Letter CCLXX. 3221
Without Address. Concerning Raptus. 3222
I am distressed to find that you are by no means indignant at the sins forbidden, and that you seem incapable of understanding, how this raptus, which has been committed, is an act of unlawfulness and tyranny against society and human nature, and an outrage on free men. I am sure that if you had all been of one mind in this matter, there would have been nothing to prevent this bad custom from being long ago driven out of your country. Do thou at the present time shew the zeal of a Christian man, and be moved as the wrong deserves. Wherever you find the girl, insist on taking her away, and restore her to her parents, shut out the man from the prayers, and make him excommunicate. His accomplices, according to the canon 3223 which I have already put forth, cut off, with all their household, from the prayers. The village which received the girl after the abduction, and kept her, or even fought against her restitution, shut out with all its inhabitants from the prayers; to the end that all may know that we regard the ravisher as a common foe, like a snake or any other wild beast, and so hunt him out, and help those whom he has wronged.

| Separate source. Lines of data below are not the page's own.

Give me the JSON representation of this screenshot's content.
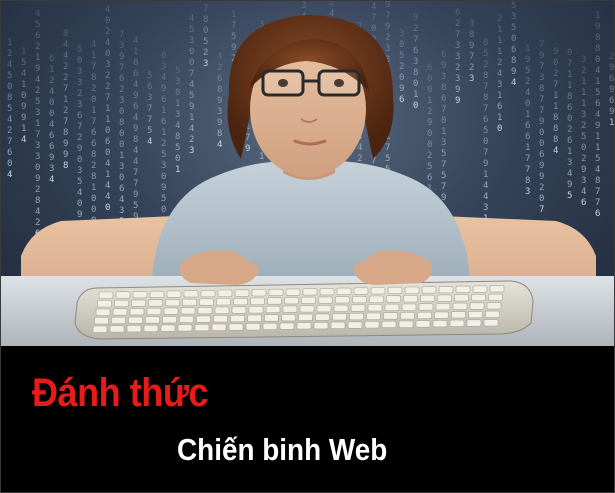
{
  "image": {
    "scene": "boy-with-glasses-typing-on-keyboard",
    "background": "digital-code-rain"
  },
  "caption": {
    "headline": "Đánh thức",
    "subheadline": "Chiến binh Web"
  },
  "colors": {
    "caption_background": "#000000",
    "headline": "#e81b1b",
    "subheadline": "#ffffff"
  }
}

On this subject see before Letters cxcix. and ccxvii. pp. 238 and 256. See Preb. Meyrick in D.C.A. ii. 1102: “It means not exactly the same as our word ravishment, but the violent removal of a woman to a place where her actions are no longer free, for the sake of inducing her or compelling her to marry.…By some raptus is distinguished into the two classes of raptus seductionis and raptus violentiæ.” cf. Cod. Theod. ix. tit. xxiv. legg. 1, 2, and Cod. Justin. ix.–xiii. leg. 1 Corp. Juris. ii. 832.308:3223
κήρυγυα. The Ben. note is no doubt right in understanding the word not to refer to any decree on this particular case, but to Basils general rule in Canon xxx. cf. p. 239. On the use of κήρυγμα by Basil, see note on p. 41.